Cena Política | Análise

Igor Maciel: O aviso que precede o prejuízo e não foi ouvido nos últimos anos

Depois dos números do próprio governo com previsão de rombo em 2027, a expressão "eu avisei" já pode ser tema de escola de samba no carnaval de 2026.

Por Igor Maciel Publicado em 16/04/2025 às 21:00 | Atualizado em 17/04/2025 às 6:37

O governo Lula admitiu no Projeto da Lei de Diretrizes Orçamentárias que pode faltar dinheiro em 2027 para pagar as contas e fazer investimentos. A previsão é que haverá apenas R$ 122 bilhões para despesas não obrigatórias. E a própria equipe econômica diz que isso não será suficiente.

O ano em questão será o primeiro do próximo governo. Pode ser Lula (PT) novamente, se reeleito, ou pode ser outro presidente, mas as contas serão apertadas. Se for alguém da oposição, teremos quatro anos de justificativas no estilo “herança maldita”. Se for um aliado do atual governo, terão que arranjar algum inimigo, como foi o Banco Central nos últimos anos.

BC

O Banco Central, aliás, foi um dos que avisou que ia faltar dinheiro desde o início. Mas os lulistas decidiram não dar atenção e até elegeram o então presidente do BC como o bode expiatório de tudo o que deu errado nos últimos anos.

Se as coisas iam mal, era culpa de Roberto Campos Neto que subia a taxa de juros. Não fosse pelo zelo do Banco Central com a Selic, é difícil dizer o quanto pior poderíamos estar. Foi nessa época, inclusive, que aliados do governo se esforçaram mais para repetir que o governo não estava gastando, mas investindo no país. Uma falácia disfarçada como axioma.

Cortes

Não foi só isso. No episódio do corte de gastos, quando o governo se rendeu à necessidade de reduzir a despesa mas, na prática, conseguiu frustrar todo o mercado, outra vez surgiu com força a ideia de que seria difícil fechar as contas nos anos seguintes.

Isso gerou uma briga entre petistas acostumados à noção de “meu gasto, minha vida” dos governos anteriores contra a equipe econômica do ministro Fernando Haddad (PT).

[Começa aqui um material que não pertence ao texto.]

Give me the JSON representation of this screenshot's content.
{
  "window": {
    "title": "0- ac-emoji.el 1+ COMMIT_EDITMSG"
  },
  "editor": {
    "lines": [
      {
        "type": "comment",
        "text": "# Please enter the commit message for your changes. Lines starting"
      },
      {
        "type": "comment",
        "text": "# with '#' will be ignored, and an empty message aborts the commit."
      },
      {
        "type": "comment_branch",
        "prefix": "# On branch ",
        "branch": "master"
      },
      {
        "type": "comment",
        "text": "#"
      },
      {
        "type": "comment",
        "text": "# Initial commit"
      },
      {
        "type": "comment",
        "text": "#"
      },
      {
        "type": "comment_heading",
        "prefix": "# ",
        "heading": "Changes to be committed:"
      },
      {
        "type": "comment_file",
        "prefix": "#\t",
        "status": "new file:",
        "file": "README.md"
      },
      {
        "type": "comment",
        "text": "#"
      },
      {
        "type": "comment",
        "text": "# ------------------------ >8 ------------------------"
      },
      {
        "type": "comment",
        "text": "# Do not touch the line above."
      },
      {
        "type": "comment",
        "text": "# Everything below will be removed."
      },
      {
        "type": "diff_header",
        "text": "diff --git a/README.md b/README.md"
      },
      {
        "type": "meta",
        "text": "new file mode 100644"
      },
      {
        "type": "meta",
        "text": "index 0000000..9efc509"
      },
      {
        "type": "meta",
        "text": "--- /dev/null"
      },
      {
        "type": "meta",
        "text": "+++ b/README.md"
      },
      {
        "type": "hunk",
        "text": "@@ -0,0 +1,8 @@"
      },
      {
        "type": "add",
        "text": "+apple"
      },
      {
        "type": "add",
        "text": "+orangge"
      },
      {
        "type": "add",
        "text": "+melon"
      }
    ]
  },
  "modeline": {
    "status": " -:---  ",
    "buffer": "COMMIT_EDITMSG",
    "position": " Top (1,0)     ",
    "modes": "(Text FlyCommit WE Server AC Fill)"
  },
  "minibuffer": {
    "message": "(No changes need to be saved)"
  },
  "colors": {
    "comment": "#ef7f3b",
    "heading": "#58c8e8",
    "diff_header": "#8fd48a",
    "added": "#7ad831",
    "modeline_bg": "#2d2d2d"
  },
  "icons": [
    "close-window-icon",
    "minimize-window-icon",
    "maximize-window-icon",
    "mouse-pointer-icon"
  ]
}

O chefe da pasta da Fazenda virou alvo por defender que houvesse contenção maior nos gastos. Ele defendia até certo ponto o comportamento do Banco Central e queria dar motivos para que o comportamento mudasse. Perdeu o embate. Foi um dos fatores para fazer o dólar pipocar na época.

Gasta mais

Não faltaram avisos através da imprensa também. Não foram poucas as reportagens apontando problemas nas contas, entrevistas cobrando gestores do governo por causa das despesas. A tudo isso o governo Lula respondeu com mais programas sociais e mais gastos.

Há, dentro da gestão, uma ideia equivocada sobre a economia, de que injetar dinheiro aquece a economia e que a melhor forma de fazer isso é incentivando o consumo. Na teoria ninguém pode negar, mas o resultado prático hoje é diferente do que era vinte anos atrás. A prova, para quem não aceitou nenhum dos avisos, conselhos e apelos dos últimos anos, chegou com o projeto da LDO, confirmando o rombo previsto para 2027.

Populismo

Não é algo gravado em pedra que os números serão esses, já que um dos paradoxos sobre antecipar o futuro é que conhecê-lo já modifica o presente e altera o porvir. Basta economizar e podemos chegar em melhores condições daqui a dois anos.

Não foi o ministério da Fazenda da Argentina, nem o Banco Central, nem a “mídia liberal malvada” quem anunciou o buraco para 2027, mas o próprio governo. É só começar a tentar consertar agora. Mas para isso é necessário esquecer um pouco a próxima eleição no ano que vem e evitar populismos. Será possível?

Samba

A expressão “eu avisei” já pode ser tema de escola de samba no carnaval de 2026. O samba enredo teria um refrão bem batucado mais ou menos assim: “Ano que vem não tem dinheiro para as contas, pois no passado presidente quis ser rei. Gastaram tudo reclamando que era pouco. Banco Central agora diz: eu avisei”.